In the ’80s and early ’90s, slightly softer versions suffused the broader culture via the era’s dreamboat celebrities (Lionel Richie, Andre Agassi, the members of Duran Duran) before crossing over into cheesy territory on the heads of Billy Ray Cyrus and Michael Bolton. But the cut retained its edge in the queer community. The gender-bending musicians Joan Jett, Patti Smith and Prince all sported the style, which was copied by many of their fans. “Queer people probably weren’t going to a mainstream salon, because that’s not a space where you were comfortable,” says Rachael Gibson, the London-based hair and beauty editor who runs an Instagram account called the Hair Historian. “But by nature of being a do-it-yourself thing, it became a powerful statement of being an outsider.” Still, a decade or so later, the hairstyle, by then a tragic mark of trying too hard, fell out of style in a big way.

Perhaps, the mullet elicited such strong reactions because it refuses to be any one thing, sitting at the midpoint between long and short, masculine and feminine and tasteful and tacky. But if an inability to categorize causes discomfort in some, this sort of in-betweenness is just what some are looking for, especially at a time when gender and taste both feel, rightfully and crucially, so fluid. No wonder, then, that over the last five years the mullet has experienced a relative resurgence. Pop culture mainstays like Rihanna, who frequently returns to the style, and Miley Cyrus, whose choppy version has become a sort of signature, have brought the mullet back and cemented it as cool once again. It appeared in a multitude of fall 2022 runway shows, including Junya Watanabe’s ready-to-wear, in which models walked with seemingly haphazardly dyed versions, as well as punk leather jackets, and at Stella McCartney’s, which featured shaggier takes reminiscent of ’70s rockers. Palau is responsible for the mullets seen at Alexander McQueen spring 2022 show, some bleached and spiked in overt references to Bowie. The hairstylist recalls that the brand’s namesake founder was particularly fond of the style. “He loved the sense of play,” says Palau, “the short and long together.”

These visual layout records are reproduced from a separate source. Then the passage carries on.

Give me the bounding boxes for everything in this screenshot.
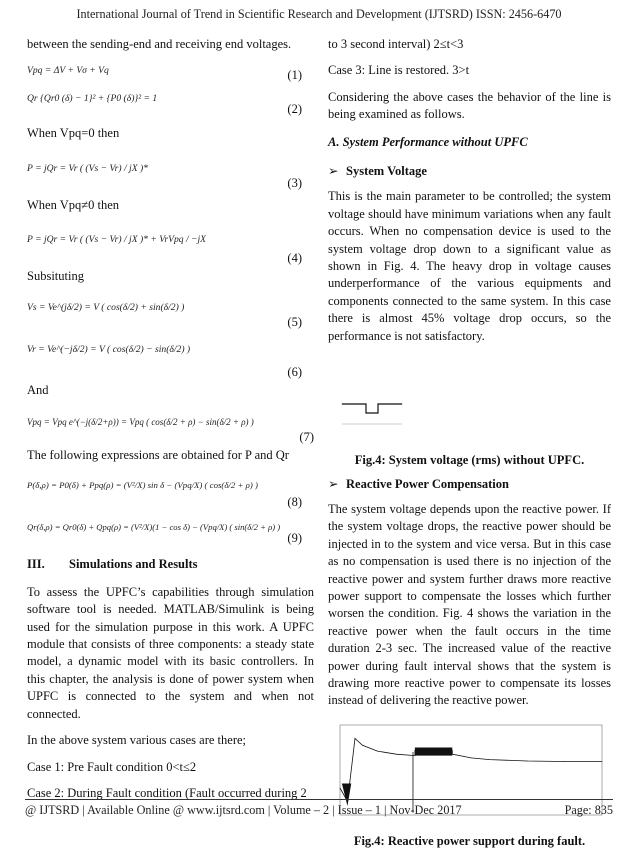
equation-4-formula: P = jQr = Vr ( (Vs − Vr) / jX )* + VrVpq / −jX: [27, 234, 207, 246]
equation-6-number: (6): [287, 364, 302, 379]
equation-8: [27, 468, 314, 514]
data-point: [489, 759, 490, 760]
data-point: [366, 404, 367, 405]
bullet-reactive-power: [328, 476, 611, 493]
case-3: Case 3: Line is restored. 3>t: [328, 63, 470, 78]
equation-5: [27, 290, 314, 332]
equation-1-number: (1): [287, 68, 302, 83]
equation-7-number: (7): [299, 430, 314, 445]
cases-intro: In the above system various cases are there;: [27, 733, 247, 748]
data-point: [378, 404, 379, 405]
figure-1-caption: Fig.4: System voltage (rms) without UPFC.: [354, 453, 585, 468]
system-voltage-chart: [328, 354, 611, 452]
bullet-reactive-power-label: Reactive Power Compensation: [346, 476, 509, 491]
equation-5-formula: Vs = Ve^(jδ/2) = V ( cos(δ/2) + sin(δ/2) ): [27, 301, 185, 313]
equation-8-number: (8): [287, 495, 302, 510]
reactive-paragraph: The system voltage depends upon the reactive power. If the system voltage drops, the reactive power should be injected in to the system and vice versa. But in this case as no compensation is used there is no injection of the reactive power and system further draws more reactive power support to compensate the losses which further worsen the condition. Fig. 4 shows the variation in the reactive power when the fault occurs in the time duration 2-3 sec. The increased value of the reactive power during fault interval shows that the system is drawing more reactive power to compensate its losses instead of delivering the reactive power.: [328, 501, 611, 708]
equation-5-number: (5): [287, 314, 302, 329]
equation-6: [27, 332, 314, 382]
equation-1: [27, 61, 314, 87]
data-point: [342, 404, 343, 405]
when-vpq-zero: When Vpq=0 then: [27, 126, 120, 141]
left-column: [27, 36, 314, 811]
equation-4-number: (4): [287, 251, 302, 266]
section-number: III.: [27, 557, 45, 572]
right-column: [328, 36, 611, 850]
equation-9-formula: Qr(δ,ρ) = Qr0(δ) + Qpq(ρ) = (V²/X)(1 − cos δ) − (Vpq/X) ( sin(δ/2 + ρ) ): [27, 522, 281, 533]
data-point: [471, 757, 472, 758]
data-point: [377, 750, 378, 751]
data-point: [366, 413, 367, 414]
equation-1-formula: Vpq = ΔV + Vσ + Vq: [27, 65, 109, 77]
subsituting-label: Subsituting: [27, 269, 84, 284]
equation-3-formula: P = jQr = Vr ( (Vs − Vr) / jX )*: [27, 162, 148, 174]
data-point: [564, 761, 565, 762]
equation-6-formula: Vr = Ve^(−jδ/2) = V ( cos(δ/2) − sin(δ/2) ): [27, 343, 191, 355]
data-point: [362, 745, 363, 746]
page-footer: [25, 799, 613, 818]
data-point: [527, 760, 528, 761]
data-point: [402, 404, 403, 405]
equation-7-formula: Vpq = Vpq e^(−j(δ/2+ρ)) = Vpq ( cos(δ/2 + ρ) − sin(δ/2 + ρ) ): [27, 417, 254, 428]
equation-8-formula: P(δ,ρ) = P0(δ) + Ppq(ρ) = (V²/X) sin δ − (Vpq/X) ( cos(δ/2 + ρ) ): [27, 480, 258, 491]
arrow-bullet-icon: ➢: [328, 476, 339, 491]
data-point: [396, 754, 397, 755]
equation-9-number: (9): [287, 531, 302, 546]
when-vpq-nonzero: When Vpq≠0 then: [27, 197, 120, 212]
equation-7: [27, 403, 314, 447]
figure-system-voltage: [328, 354, 611, 452]
footer-page-number: Page: 835: [564, 803, 613, 817]
data-point: [378, 413, 379, 414]
equation-3: [27, 147, 314, 197]
following-text: The following expressions are obtained for P and Qr: [27, 448, 289, 463]
intro-text: between the sending-end and receiving end voltages.: [27, 37, 292, 51]
case-1: Case 1: Pre Fault condition 0<t≤2: [27, 759, 197, 774]
data-point: [602, 761, 603, 762]
series-line: [342, 404, 402, 413]
bullet-system-voltage: [328, 163, 611, 180]
simulation-paragraph: To assess the UPFC’s capabilities through simulation software tool is needed. MATLAB/Simulink is being used for the simulation purpose in this work. A UPFC module that consists of three components: a steady state model, a dynamic model with its basic controllers. In this chapter, the analysis is done of power system when UPFC is connected to the system and when not connected.: [27, 584, 314, 721]
journal-header: International Journal of Trend in Scientific Research and Development (IJTSRD) ISSN: 2456-6470: [76, 7, 562, 21]
fault-oscillation-band: [415, 747, 452, 755]
data-point: [355, 738, 356, 739]
equation-2: [27, 87, 314, 125]
considering-text: Considering the above cases the behavior of the line is being examined as follows.: [328, 89, 611, 122]
figure-2-caption: Fig.4: Reactive power support during fault.: [353, 833, 586, 848]
case-2-continued: to 3 second interval) 2≤t<3: [328, 37, 464, 51]
voltage-paragraph: This is the main parameter to be controlled; the system voltage should have minimum variations when any fault occurs. When no compensation device is used to the system voltage drop down to a significant value as shown in Fig. 4. The heavy drop in voltage causes underperformance of the various equipments and components connected to the same system. In this case there is almost 45% voltage drop occurs, so the performance is not satisfactory.: [328, 189, 611, 343]
equation-4: [27, 218, 314, 268]
section-title: Simulations and Results: [69, 557, 198, 572]
equation-9: [27, 514, 314, 554]
arrow-bullet-icon: ➢: [328, 164, 339, 179]
case-2: Case 2: During Fault condition (Fault occurred during 2: [27, 785, 307, 800]
and-label: And: [27, 382, 49, 397]
equation-2-number: (2): [287, 102, 302, 117]
footer-journal-info: @ IJTSRD | Available Online @ www.ijtsrd.com | Volume – 2 | Issue – 1 | Nov-Dec 2017: [25, 803, 462, 817]
subsection-a-title: A. System Performance without UPFC: [328, 134, 528, 149]
equation-3-number: (3): [287, 175, 302, 190]
section-heading: [27, 556, 314, 573]
bullet-system-voltage-label: System Voltage: [346, 164, 427, 179]
equation-2-formula: Qr {Qr0 (δ) − 1}² + {P0 (δ)}² = 1: [27, 93, 158, 105]
data-point: [340, 787, 341, 788]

Play, yes, but what about power? Gen Z has made it especially clear that there’s a lot to fight back against. “Whether [it’s] the consciousness of climate change that they’ve been born into, then spending two years online and now a war going on, they recognize the world as extreme,” says Moya Luckett, a media historian and professor of celebrity culture at N.Y.U., who has noticed more frequent and more radical experimentation in her students’ looks in the past few years. “They’re interested in pushing buttons and boundaries.” At the same time, this generation recognizes that we’re in a postmodern era in which no one look is entirely in or out, or even all that likely to get a big reaction. It would be difficult to find someone who crosses the street to avoid a mullet in 2022. As Palau sees it, “It’s quite hard to shock people with your hair now because there are so many shocking things in the world.” The kids know, too, that aesthetics’ political potential only goes so far. But the mullet is a start, a gesture, a promise. And at a bare minimum, the style, often summed up as “business in the front, party in the back,” is pretty perfect for Zoom meetings.